Single by Robert Mosley
- A-side: "Goodbye My Lover Goodbye"
- Released: April 22, 1963
- Recorded: 1963
- Studio: Capitol Studios, New York City
- Genre: Soul; Funk;
- Length: 2:57
- Label: Capitol
- Songwriter: Robert Mosley
- Producer: Bert Keyes

Robert Mosley singles chronology
| "You Ought To Know" (1961) | "Crazy 'Bout My Baby" (1963) |  |

= Crazy 'Bout My Baby =

1963 single by Robert Mosley

"Crazy 'Bout My Baby" is a song first written and recorded by musician Robert Mosley in 1963. His third solo single, it failed to chart, leading to it becoming his final single released. Initially an obscure single, it was brought to light by mainstream acts such as The Swinging Blue Jeans and Tages, the latter of which charted in Sweden with it.

== Robert Mosley version ==
Around this time, Mosley was mostly well-known for his work with other musicians; he had written several chart hits for other artists, including two top-20 Billboard Hot 100 hits; "Big Cold Wind" by Pat Boone and "Sha La La" by the Shirelles, although Manfred Mann made it a chart hit. However, in his solo career, Mosley had barely made an impact on the national charts. He had previously released two solo singles, excluding one he recorded with Mayme Watts in 1961. In 1963, he once again attempted to record a single during a session at Capitol Studios, with musician Bert Keyes producing, something he had not often done before. The single was eventually released on April 22, 1963 through Capitol Records.

His rendition features a string "big band" arrangement along with female backing vocals, of which all was done by Keyes. Although the single initially to chart, it was ranked a three-star single by Billboard's May 4, 1963 issue. The reverse side (which was erroneously issued as an A-side) "Goodbye My Lover Goodbye" was covered by the Searchers in 1965, reaching number four in the UK singles chart.

== Tages version ==
 Swedish rock band Tages recorded a rendition of "Crazy 'Bout My Baby" in 1966. Tages had by this point in history achieved several top-10 singles in Sweden, both original compositions along with covers. In 1966, they had released three singles; "So Many Girls", "I'll Be Doggone" and "In My Dreams", the latter of which proved to be Tages biggest hit throughout their career, reaching number 1 on both Kvällstoppen and Tio i Topp in August 1966.' This was during the peak of their success in Sweden, both commercially, critically and influentially, as they were experimenting with recording their second studio album Tages 2, which blends both original compositions and covers. "Crazy 'Bout My Baby" was chosen to be recorded for the album, and the arrangement seems to be heavily inspired by the Swinging Blue Jeans version which was released almost a year prior, as it incorporates a similar song structure during the solo. The group would work on the track between May and June 1966 at Europafilm Studios in Bromma, a suburb of Stockholm, Sweden.

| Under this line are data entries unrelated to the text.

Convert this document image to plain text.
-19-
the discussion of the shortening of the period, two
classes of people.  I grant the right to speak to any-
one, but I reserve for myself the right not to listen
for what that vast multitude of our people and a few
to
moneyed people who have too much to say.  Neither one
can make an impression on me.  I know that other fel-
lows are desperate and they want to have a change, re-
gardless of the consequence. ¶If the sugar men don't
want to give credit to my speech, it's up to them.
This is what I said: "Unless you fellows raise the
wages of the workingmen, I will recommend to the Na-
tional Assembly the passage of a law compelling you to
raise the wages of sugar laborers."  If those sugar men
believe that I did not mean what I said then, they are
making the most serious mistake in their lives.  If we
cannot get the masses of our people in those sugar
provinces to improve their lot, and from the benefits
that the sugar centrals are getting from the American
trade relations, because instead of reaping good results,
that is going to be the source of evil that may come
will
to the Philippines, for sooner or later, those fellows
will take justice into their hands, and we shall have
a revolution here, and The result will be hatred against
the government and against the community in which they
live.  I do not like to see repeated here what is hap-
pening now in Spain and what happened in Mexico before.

"Crazy 'Bout My Baby" was eventually released on Tages 2 through Platina Records on 4 August 1966, approximately during the same time "In My Dreams" peaked on the charts. Platina would then demand a follow-up to "In My Dreams" when it dropped off the chart in mid-September, and the group chose "Crazy 'Bout My Baby" as the follow-up. The single was released on October 21, 1966, backed with the group's original composition "Go" by Platina Records. The single first entered Kvällstoppen on November 15, at a position of 19, before going to number 18 the following week. On December 29, the single peaked at number 16 before dropping off the chart completely. It did not even enter Tio i Topp, being voted off at a position of number 15.

The single became Tages first major commercial failure, as all their previous singles had charted within the top-5 (par "The One For You" and "I'll Be Doggone", which charted at number 6 and 10 respectively) Ultimately, "Crazy 'Bout My Baby" became lowest charting song they'd ever released, with the exception of singles which failed to chart completely. However, the group followed the slight chart disappointment with "Miss Mac Baren", which peaked at number 1 on Kvällstoppen and number 4 on Tio i Topp. The single was the first to feature Tommy Tausis on drums, as Freddie Skantze had left prior to recording it.

=== Personnel ===

- Tommy Blom – percussion, backing vocals
- Danne Larsson – organ, rhythm guitar, backing vocals
- Göran Lagerberg – bass guitar, co-lead vocals
- Anders Töpel – lead guitar, backing vocals
- Tommy Tausis – drums, co-lead vocals

=== Charts ===

| Chart (1966) | Peak position |
|---|---|
| Sweden (Kvällstoppen) | 16 |
| Sweden (Tio i Topp) | 15 |

== Other covers ==

- British rock group The Swinging Blue Jeans recorded a rendition of "Crazy 'Bout My Baby", with "Good Lovin'" as the B-side and released it as a single through His Master's Voice on 1 October 1965. Although it failed to chart in the UK Singles Chart, this rendition of the song heavily changed the arrangement and is most likely the one Tages copies from.